One tool is plain text, with row on row of process data, cpu utilization by process, etc. Want to know total CPU usage of the box? Add your processes together! “Well, process A is using 38%, process B is using 13%, and process C is using 4%. Let’s see, 38 + 13 + 4 is 55%. On to the next box!” Twelve console windows into all twelve nodes looking like this:

htop_vs_prstat21.png

Can you tell how much swap space your system is using by looking at this first tool? Nope!

Alternatively, you can look at another tool that’s also plain text in a console, but has simple yet effective color-coded bars that display CPU and memory usage. It looks something like this:

htop_vs_prstat1.png

What’s important here is people. I don’t care if prstat runs twice as fast as htop. I don’t care if htop uses more memory or is less efficient. The fact is, they both run fast enough. What I want is for people to be fast when reading the console.

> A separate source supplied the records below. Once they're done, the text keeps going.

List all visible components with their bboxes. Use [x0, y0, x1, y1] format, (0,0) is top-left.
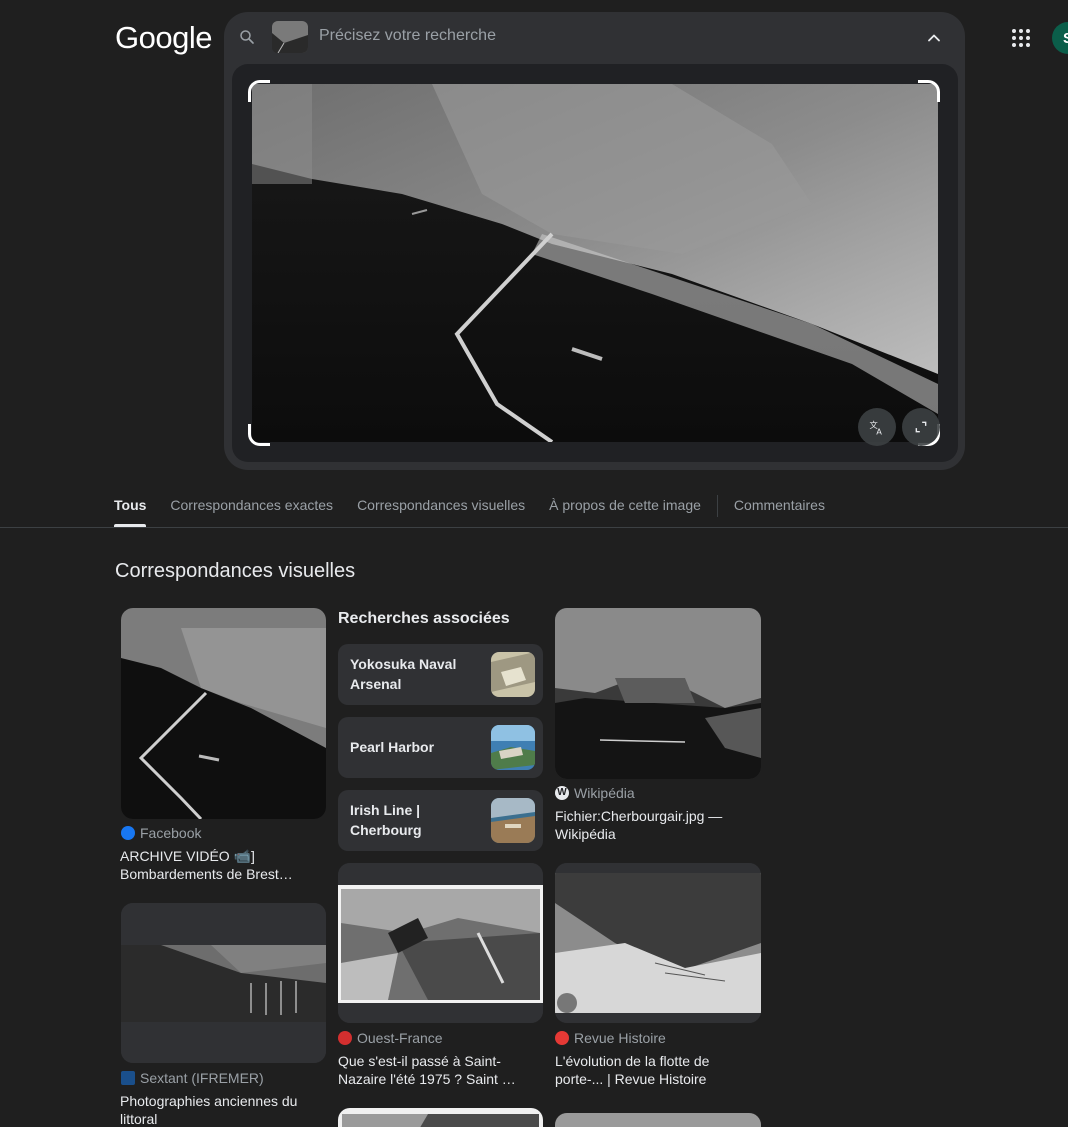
source-label: Sextant (IFREMER) — [140, 1070, 264, 1086]
tab-exact-matches[interactable]: Correspondances exactes — [170, 497, 333, 527]
tab-separator — [716, 495, 718, 517]
result-image-ouest-france[interactable] — [338, 863, 543, 1023]
tab-all[interactable]: Tous — [114, 497, 147, 527]
search-icon[interactable] — [238, 28, 256, 46]
facebook-icon — [121, 826, 135, 840]
source-label: Ouest-France — [357, 1030, 443, 1046]
wikipedia-icon: W — [555, 786, 569, 800]
result-title-sextant[interactable]: Photographies anciennes du littoral — [120, 1092, 326, 1127]
account-avatar[interactable]: S — [1052, 22, 1068, 54]
svg-text:A: A — [876, 427, 882, 437]
tab-visual-matches[interactable]: Correspondances visuelles — [357, 497, 525, 527]
chevron-up-icon[interactable] — [924, 28, 944, 48]
tab-feedback[interactable]: Commentaires — [734, 497, 825, 527]
result-source-sextant[interactable]: Sextant (IFREMER) — [121, 1070, 264, 1086]
search-panel: 文 A — [224, 12, 965, 470]
related-search-pearl-harbor[interactable]: Pearl Harbor — [338, 717, 543, 778]
result-source-wikipedia[interactable]: W Wikipédia — [555, 785, 635, 801]
crop-handle-bottom-left[interactable] — [248, 424, 270, 446]
crop-handle-top-left[interactable] — [248, 80, 270, 102]
result-title-wikipedia[interactable]: Fichier:Cherbourgair.jpg — Wikipédia — [555, 807, 761, 843]
translate-button[interactable]: 文 A — [858, 408, 896, 446]
result-title-revue-histoire[interactable]: L'évolution de la flotte de porte-... | … — [555, 1052, 761, 1088]
result-image-facebook[interactable] — [121, 608, 326, 819]
result-source-revue-histoire[interactable]: Revue Histoire — [555, 1030, 666, 1046]
tabs-divider — [0, 527, 1068, 528]
tab-about-image[interactable]: À propos de cette image — [549, 497, 701, 527]
source-label: Wikipédia — [574, 785, 635, 801]
source-label: Revue Histoire — [574, 1030, 666, 1046]
result-image-wikipedia[interactable] — [555, 608, 761, 779]
result-title-ouest-france[interactable]: Que s'est-il passé à Saint-Nazaire l'été… — [338, 1052, 544, 1088]
result-image-partial-2[interactable] — [555, 1113, 761, 1127]
google-logo[interactable]: Google — [115, 20, 212, 56]
query-image[interactable] — [252, 84, 938, 442]
revue-histoire-icon — [555, 1031, 569, 1045]
sextant-icon — [121, 1071, 135, 1085]
result-image-partial-1[interactable] — [338, 1108, 543, 1127]
google-apps-icon[interactable] — [1011, 28, 1031, 48]
result-image-revue-histoire[interactable] — [555, 863, 761, 1023]
related-search-thumbnail — [491, 725, 535, 770]
result-tabs: Tous Correspondances exactes Corresponda… — [114, 495, 849, 527]
related-search-label: Yokosuka Naval Arsenal — [350, 656, 457, 692]
related-search-label: Irish Line | Cherbourg — [350, 802, 422, 838]
fullscreen-button[interactable] — [902, 408, 940, 446]
query-image-thumbnail[interactable] — [272, 21, 308, 53]
ouest-france-icon — [338, 1031, 352, 1045]
related-search-thumbnail — [491, 652, 535, 697]
section-title: Correspondances visuelles — [115, 560, 356, 582]
related-search-thumbnail — [491, 798, 535, 843]
related-search-yokosuka[interactable]: Yokosuka Naval Arsenal — [338, 644, 543, 705]
result-image-sextant[interactable] — [121, 903, 326, 1063]
crop-handle-top-right[interactable] — [918, 80, 940, 102]
translate-icon: 文 A — [870, 420, 883, 437]
result-title-facebook[interactable]: ARCHIVE VIDÉO 📹] Bombardements de Brest… — [120, 847, 326, 883]
related-searches-heading: Recherches associées — [338, 610, 510, 627]
related-search-label: Pearl Harbor — [350, 739, 435, 755]
result-source-facebook[interactable]: Facebook — [121, 825, 201, 841]
result-source-ouest-france[interactable]: Ouest-France — [338, 1030, 443, 1046]
search-input[interactable] — [319, 27, 879, 45]
source-label: Facebook — [140, 825, 202, 841]
search-bar[interactable] — [224, 12, 965, 62]
related-search-irish-line[interactable]: Irish Line | Cherbourg — [338, 790, 543, 851]
expand-icon — [915, 421, 927, 433]
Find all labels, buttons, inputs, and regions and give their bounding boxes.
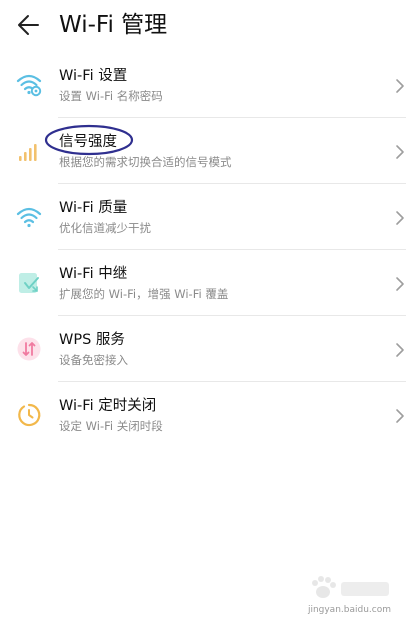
- arrow-left-icon: [18, 15, 39, 35]
- chevron-right-icon: [396, 211, 404, 225]
- item-title: Wi-Fi 设置: [59, 68, 128, 84]
- watermark-text: jingyan.baidu.com: [307, 605, 391, 615]
- signal-bars-icon: [19, 144, 37, 161]
- repeater-icon: [19, 273, 39, 293]
- item-subtitle: 根据您的需求切换合适的信号模式: [59, 155, 232, 169]
- wifi-gear-icon: [16, 74, 42, 97]
- item-subtitle: 设备免密接入: [59, 353, 128, 367]
- header: Wi-Fi 管理: [0, 0, 419, 52]
- item-title: Wi-Fi 定时关闭: [59, 398, 157, 414]
- chevron-right-icon: [396, 343, 404, 357]
- chevron-right-icon: [396, 277, 404, 291]
- list-item-wps[interactable]: WPS 服务 设备免密接入: [0, 316, 419, 382]
- page-title: Wi-Fi 管理: [59, 12, 168, 38]
- item-title: Wi-Fi 质量: [59, 200, 128, 216]
- item-subtitle: 优化信道减少干扰: [59, 221, 151, 235]
- item-subtitle: 设定 Wi-Fi 关闭时段: [59, 419, 163, 433]
- item-title: Wi-Fi 中继: [59, 266, 128, 282]
- list-item-wifi-quality[interactable]: Wi-Fi 质量 优化信道减少干扰: [0, 184, 419, 250]
- chevron-right-icon: [396, 409, 404, 423]
- wifi-icon: [16, 207, 42, 228]
- item-subtitle: 设置 Wi-Fi 名称密码: [59, 89, 163, 103]
- timer-icon: [18, 403, 41, 427]
- item-title: 信号强度: [59, 134, 117, 150]
- settings-list: Wi-Fi 设置 设置 Wi-Fi 名称密码 信号强度 根据您的需求切换合适的信…: [0, 52, 419, 448]
- chevron-right-icon: [396, 79, 404, 93]
- chevron-right-icon: [396, 145, 404, 159]
- item-title: WPS 服务: [59, 332, 125, 348]
- wps-icon: [17, 337, 41, 361]
- list-item-wifi-repeater[interactable]: Wi-Fi 中继 扩展您的 Wi-Fi，增强 Wi-Fi 覆盖: [0, 250, 419, 316]
- list-item-signal-strength[interactable]: 信号强度 根据您的需求切换合适的信号模式: [0, 118, 419, 184]
- paw-logo-icon: [312, 576, 389, 598]
- list-item-wifi-settings[interactable]: Wi-Fi 设置 设置 Wi-Fi 名称密码: [0, 52, 419, 118]
- list-item-wifi-timer[interactable]: Wi-Fi 定时关闭 设定 Wi-Fi 关闭时段: [0, 382, 419, 448]
- item-subtitle: 扩展您的 Wi-Fi，增强 Wi-Fi 覆盖: [59, 287, 229, 301]
- back-button[interactable]: [14, 10, 46, 40]
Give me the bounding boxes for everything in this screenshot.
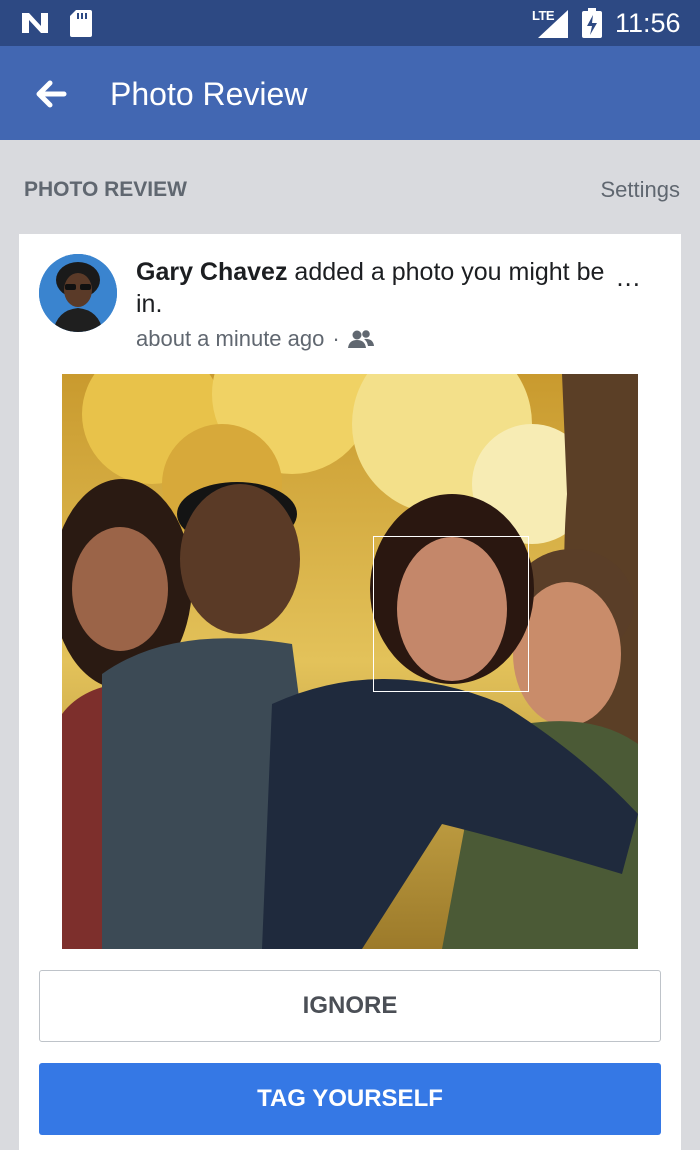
more-options-button[interactable]: ... xyxy=(616,262,641,293)
meta-separator: · xyxy=(332,326,340,351)
avatar[interactable] xyxy=(39,254,117,332)
section-header: PHOTO REVIEW xyxy=(24,178,187,201)
signal-icon xyxy=(538,10,568,38)
arrow-left-icon xyxy=(36,80,67,108)
friends-icon xyxy=(347,330,374,348)
timestamp[interactable]: about a minute ago xyxy=(136,326,324,352)
face-tag-box[interactable] xyxy=(373,536,529,692)
n-notification-icon xyxy=(22,13,48,33)
tagged-photo[interactable] xyxy=(62,374,638,949)
sd-card-icon xyxy=(70,10,92,37)
back-button[interactable] xyxy=(28,72,72,116)
author-name[interactable]: Gary Chavez xyxy=(136,258,287,286)
settings-link[interactable]: Settings xyxy=(601,177,681,203)
page-title: Photo Review xyxy=(110,76,308,112)
post-text: Gary Chavez added a photo you might be i… xyxy=(136,256,606,320)
photo-review-card: Gary Chavez added a photo you might be i… xyxy=(19,234,681,1150)
post-meta: about a minute ago · xyxy=(136,326,374,352)
battery-charging-icon xyxy=(582,8,602,38)
clock: 11:56 xyxy=(615,8,681,38)
tag-yourself-button[interactable]: TAG YOURSELF xyxy=(39,1063,661,1135)
status-bar: LTE 11:56 xyxy=(0,0,700,46)
ignore-button[interactable]: IGNORE xyxy=(39,970,661,1042)
app-bar: Photo Review xyxy=(0,46,700,140)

Our Config Management team is going to have a single monitor with SSH shells open to all the nodes on the network. The monitor will sit in our Ops center and plenty of people will glance at it to see how our system is doing. If even one of them is doing math in their head to get CPU usage on a box, then I’ve failed the usability test. I picked the wrong horse for the course.

So, htop runs on Linux and there’s no mention anywhere on the internet about it being unavailable for Solaris (except here on this blog). Get me used to all the niceties of Linux and I’m not a happy camper when I have to deploy my message bus to Solaris because my quick visual status bars are gone.

This might seem like a trivial thing to get worked up about, but my responsibility as a leading architect at my company is to make things which are simple to run, easy to test, quick to report status, and to remain cognizant of the Ops and business folks that use our system to make money for our company. There’s still a ton of work to do after you’re code complete. Monitoring is one of those non-functional but critical requirements that has to be built in if you want a robust system.

Solaris on x86 was too late. I could never afford Sun hardware at home or for development. So it all went Linux. And it’s not just for me, it’s for a lot of people. That’s why I wrote Linux is killing Solaris. I still think it’s an obvious point missed by no one, yet somehow it managed to stir up enough emotion in people on Reddit and Dzone.